I like the “Bloodfever” series with its balance between fae, human and other life forms. I also enjoy the setting. Her scenes are not as elaborate as Tolkein, who I view as the master of creating alternative worlds (or perhaps Terry Pratchett), but it’s fun to visualize what she has written. The real drawbacks of series like these, especially when you have an author as famous as Ms. Moning or Sherrilyn Kenyon, another fun one, is that the books occasionally feel formulaic and manufactured. She may well have written every word in all of her books, but I imagine that there are apprentices and a writer’s workshop in order for her to maintain the volume of writing she is producing. Apprenticeship is great. A writer’s workshop is great. Having enough demand for your creative talents is great. However, sometimes the writing does feel more mass produced. (Around book 5 of the “Bloodfever” series, I started to think once or twice per book, “bored, wouldn’t mind some effort here.”)
The series also has good, if not a complicated, cast of characters. All are somehow sympathetic and you find yourself rooting for Dani O’Malley, among many.

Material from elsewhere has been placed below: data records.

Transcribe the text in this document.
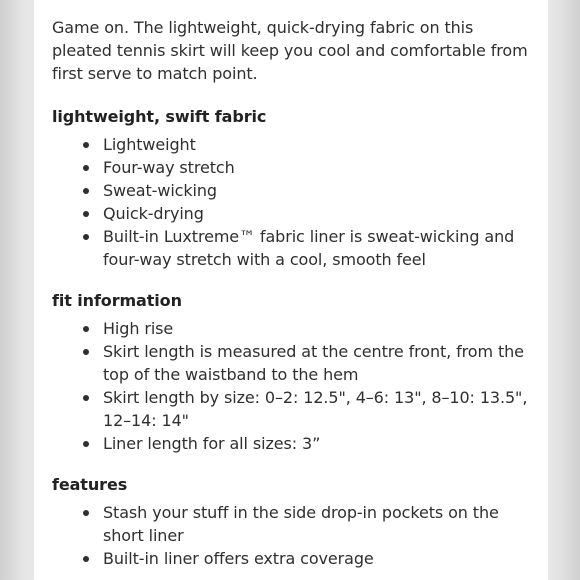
Game on. The lightweight, quick-drying fabric on this pleated tennis skirt will keep you cool and comfortable from first serve to match point.

lightweight, swift fabric
Lightweight
Four-way stretch
Sweat-wicking
Quick-drying
Built-in Luxtreme™ fabric liner is sweat-wicking and four-way stretch with a cool, smooth feel
fit information
High rise
Skirt length is measured at the centre front, from the top of the waistband to the hem
Skirt length by size: 0–2: 12.5", 4–6: 13", 8–10: 13.5", 12–14: 14"
Liner length for all sizes: 3”
features
Stash your stuff in the side drop-in pockets on the short liner
Built-in liner offers extra coverage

Authors that I like in this genre are Karen Marie Moning, Sherrilyn Kenyon, and Kristine Grayson. There may be others, but those come to mind first. I enjoy an element of fantasy, for sure. I frequently find the romance genre tedious and will read differently after a few of these, but it’s the setting around the romance that gets my attention. Is there fae? Or fantasy? Or a strong mythology? I will most likely be in if those answers are “yes.”